One of C.A.'s strongest tenets that he teaches is that super long casts equal greater stealth and "happy" fish. This tactic is based on the idea that when an angler is casting to a sighted fish or merely casting a "search" bait, the further the distance between the angler and the fish, the less spooky the game fish will be. And, of course, the more comfortable the game fish, the more likely they are to strike an offering. One major way to achieve this is by extremely long casts.
Greater distance from the game fish makes them more comfortable in two ways. A very long cast makes it more likely that the fish will see the presentation before they see the angler or their skiff.
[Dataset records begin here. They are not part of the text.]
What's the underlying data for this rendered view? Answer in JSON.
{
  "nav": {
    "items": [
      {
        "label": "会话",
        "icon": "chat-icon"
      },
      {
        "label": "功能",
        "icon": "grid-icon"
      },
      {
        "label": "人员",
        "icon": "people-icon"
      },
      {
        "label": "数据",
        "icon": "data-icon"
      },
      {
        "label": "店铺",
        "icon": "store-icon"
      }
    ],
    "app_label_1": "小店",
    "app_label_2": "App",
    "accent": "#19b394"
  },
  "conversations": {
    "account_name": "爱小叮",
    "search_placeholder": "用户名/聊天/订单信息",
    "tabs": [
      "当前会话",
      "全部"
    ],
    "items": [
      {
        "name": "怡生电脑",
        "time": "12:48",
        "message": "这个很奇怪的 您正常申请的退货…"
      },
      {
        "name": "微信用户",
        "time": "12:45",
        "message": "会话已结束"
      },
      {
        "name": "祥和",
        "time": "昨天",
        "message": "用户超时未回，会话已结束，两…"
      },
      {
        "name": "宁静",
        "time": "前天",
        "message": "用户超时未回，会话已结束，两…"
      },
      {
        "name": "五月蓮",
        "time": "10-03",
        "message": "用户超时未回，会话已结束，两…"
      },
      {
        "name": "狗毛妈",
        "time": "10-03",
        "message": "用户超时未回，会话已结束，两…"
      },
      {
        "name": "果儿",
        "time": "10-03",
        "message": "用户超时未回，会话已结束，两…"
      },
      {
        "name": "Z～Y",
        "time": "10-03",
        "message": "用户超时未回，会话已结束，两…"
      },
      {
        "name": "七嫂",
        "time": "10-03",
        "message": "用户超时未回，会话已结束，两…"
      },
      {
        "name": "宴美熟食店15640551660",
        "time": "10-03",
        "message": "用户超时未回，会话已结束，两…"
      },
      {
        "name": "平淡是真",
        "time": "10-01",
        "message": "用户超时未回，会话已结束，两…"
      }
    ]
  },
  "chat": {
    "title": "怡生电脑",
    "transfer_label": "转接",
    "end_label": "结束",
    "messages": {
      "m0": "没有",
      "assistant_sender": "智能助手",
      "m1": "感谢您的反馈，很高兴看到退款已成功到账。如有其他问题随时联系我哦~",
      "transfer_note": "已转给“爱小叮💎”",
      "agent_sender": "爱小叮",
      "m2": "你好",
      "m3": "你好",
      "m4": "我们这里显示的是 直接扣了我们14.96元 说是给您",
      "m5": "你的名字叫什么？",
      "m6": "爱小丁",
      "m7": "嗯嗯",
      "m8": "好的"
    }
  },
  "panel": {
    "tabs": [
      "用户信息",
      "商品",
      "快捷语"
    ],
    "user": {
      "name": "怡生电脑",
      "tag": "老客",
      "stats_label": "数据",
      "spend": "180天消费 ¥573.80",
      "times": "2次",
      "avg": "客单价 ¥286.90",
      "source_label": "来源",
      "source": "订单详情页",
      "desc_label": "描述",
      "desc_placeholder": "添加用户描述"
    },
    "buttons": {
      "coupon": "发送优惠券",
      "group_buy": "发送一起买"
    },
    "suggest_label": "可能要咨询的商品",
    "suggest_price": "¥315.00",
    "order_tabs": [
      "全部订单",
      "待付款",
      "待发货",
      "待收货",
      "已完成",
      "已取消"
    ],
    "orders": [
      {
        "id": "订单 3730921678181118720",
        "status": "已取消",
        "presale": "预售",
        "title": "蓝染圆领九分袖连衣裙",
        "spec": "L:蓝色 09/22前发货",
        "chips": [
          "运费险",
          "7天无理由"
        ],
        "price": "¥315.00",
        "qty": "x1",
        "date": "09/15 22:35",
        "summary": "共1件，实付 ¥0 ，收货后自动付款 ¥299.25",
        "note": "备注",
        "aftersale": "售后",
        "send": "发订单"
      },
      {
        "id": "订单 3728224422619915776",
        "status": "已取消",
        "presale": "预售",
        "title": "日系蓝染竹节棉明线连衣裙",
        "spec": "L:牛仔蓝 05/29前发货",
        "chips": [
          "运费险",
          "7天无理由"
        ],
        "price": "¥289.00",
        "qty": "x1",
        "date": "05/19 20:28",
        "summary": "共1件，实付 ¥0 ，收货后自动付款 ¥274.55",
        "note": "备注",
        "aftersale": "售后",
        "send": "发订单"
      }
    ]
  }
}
This also applies to a fish utilizing their lateral lines to sense the pressure waves of a wading angler or a poled or electric motored-skiff. The longest casts often can precede the pressure wave.
C.A. uses very carefully chosen fishing tackle and lures to achieve the longest casts. This includes lures optimally sharpened to achieve long distance hookups. He also advocates the use of braid because the narrow diameter of the line will create longer casts than the same respective casts of the larger diameter (same-pound-test) monofilament. C.A. uses spinning reels with a large arbor that are filled to capacity with the highest quality braided line. This is based on the maxim that a fully-filled reel gives longer casts than an "underfilled" reel. He also uses spinning and plug rods that are a bit longer than the average rod, which again — all things being equal — will increase the distance of the casts. Of course, his leader material is stealthy fluorocarbon of the lightest pound test possible.
C.A. likes to involve the most senses of the game fish in the presentation. A well-tuned and natural looking lure works best for sight feeders. The second step is appealing to their sense of smell. He uses Pro-Cure attractant on almost of all his lures. Pro-Cure comes in an effective, hand-friendly dispensing bottle and C.A. keeps it close and re-applies the product when he deems that necessary. Since Pro-Cure has good substance compared to the watery consistency of other attractants, the frequency of re-application is minimized. Pro-Cure comes in a wide variety of scents that will appeal to the inshore marine game fish that C.A. pursues in the southeastern U.S.A., as well as the Gulf states.